A Conversation on 'The Peony Pavilion'
A roundtable discussion
Monday, September 25, 2006
7:30 PM - 9:00 PM
314 Royce Hall
Los Angeles, CA 90095
A roundtable discussion with Susan Pertel Jain (UCLA), Helen Rees (Ethnomusicology, UCLA), Richard Strassberg (Asian Languages & Cultures, UCLA), Mark Swed (Music critic, Los Angeles Times), and Haiping Yan (Theater, UCLA).
The roundtable discussion is designed to encourage reflection on the history of kunqu, the significance of Kenneth Pai’s production of The Peony Pavilion, the role of the performing arts in China's growing international influence, and any other questions audience members might raise.

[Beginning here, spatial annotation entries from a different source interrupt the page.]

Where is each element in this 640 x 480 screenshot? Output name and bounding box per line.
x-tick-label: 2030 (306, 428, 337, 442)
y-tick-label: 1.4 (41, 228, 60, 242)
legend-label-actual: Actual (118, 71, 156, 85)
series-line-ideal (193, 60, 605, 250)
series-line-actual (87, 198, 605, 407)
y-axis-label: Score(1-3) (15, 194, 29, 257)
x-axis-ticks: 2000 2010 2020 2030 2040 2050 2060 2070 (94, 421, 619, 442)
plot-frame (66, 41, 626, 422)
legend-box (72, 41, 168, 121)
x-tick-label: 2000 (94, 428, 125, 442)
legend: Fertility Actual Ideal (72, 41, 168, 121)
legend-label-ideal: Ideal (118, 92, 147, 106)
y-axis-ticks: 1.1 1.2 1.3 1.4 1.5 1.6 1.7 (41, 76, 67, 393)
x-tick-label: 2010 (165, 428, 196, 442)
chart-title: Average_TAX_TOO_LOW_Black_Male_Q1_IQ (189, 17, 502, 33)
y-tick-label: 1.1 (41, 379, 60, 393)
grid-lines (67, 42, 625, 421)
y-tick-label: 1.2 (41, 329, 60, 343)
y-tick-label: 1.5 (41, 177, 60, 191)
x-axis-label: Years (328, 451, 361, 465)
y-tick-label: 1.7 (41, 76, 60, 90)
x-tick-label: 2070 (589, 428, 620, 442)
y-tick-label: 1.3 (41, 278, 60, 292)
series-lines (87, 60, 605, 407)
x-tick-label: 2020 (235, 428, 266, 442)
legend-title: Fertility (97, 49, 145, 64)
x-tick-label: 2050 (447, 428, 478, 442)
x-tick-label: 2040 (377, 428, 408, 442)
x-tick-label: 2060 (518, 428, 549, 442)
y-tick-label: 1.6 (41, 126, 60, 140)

Each panelist will speak for approximately ten minutes on the subject of his/her own interest and expertise before entertaining questions from the audience and fellow panelists.
Susan Pertel Jain (Ph.D. in Theater, Univ. of Hawai’i) is a specialist in Chinese opera performance. She has taught Asian theater at UC Berkeley, Barnard, Yale and Connecticut College, and worked on the curatorial staffs of several international arts festivals including the 1990 Los Angeles Festival and the International Festival of Arts and Ideas (New Haven). For over ten years, she worked as a freelance arts producer; helping immigrant artists from Asia establish creative lives in the United States, and as a company manager for theater director, Peter Sellars. She has served as the Director of the Association for Asian Performance and as the Associate Editor of the Asian Theatre Journal. In 1997, Dr. Jain worked with Madam Hua Wenyi and director Peter Sellers in a postmodern production of The Peony Pavilion.
Helen Rees (Assoc. Professor of Ethnomusicology at UCLA) is an expert in Chinese music. In addition, she has performed in several Chinese music ensembles, including the London Chinese Orchestra, Ray Man Chinese Orchestra, and local ensembles in Shanghai and Lijiang, China. Professor Rees has conducted extensive fieldwork in ritual and tourist music of Yunnan and Sichuan provinces in the southwest region of China, focusing on the Naxi ethnic minority and the Han ethnic majority. Professor Rees’s publications include Echoes of History: Naxi Music in Modern China (Oxford Univ. Press, 2000).
Richard Strassberg (Professor of Asian Languages & Cultures at UCLA) is an expert in Chinese literature and in Chinese theater and performing arts of the imperial period as well as Chinese gardens. He has lectured and taught on the origins and development of the Chinese theater. His most recent book is A Chinese Bestiary: Strange Creatures from the Guideways Through Mountains and Seas (University of California Press, 2003).
Mark Swed is the chief music critic for the Los Angeles Times. He has been the 20th-century music editor for The Musical Quarterly and has written criticism for the Wall Street Journal, the New York Times, the New Yorker, The Economist, Musical America, Opera News, BBC Music, Gramophone, Stagebill, Schwann-Opus, and many other national and international publications.
Haiping Yan (Professor of Theater at UCLA) is a specialist in Chinese theater. Among her publications is an edited volume, Theater and Society: An Anthology of Contemporary Chinese Drama (1998, 2000). Her accolades include China's 1980-81 First Prize for Excellence in Drama (the equivalent of the Pulitzer Prize in the U.S.) for her ten-act historical play Li Shimin, Prince of Qin, and CNN's 1999 selection as one of "six most influential Chinese cultural figures" for her scholarly and creative works both in English and Chinese.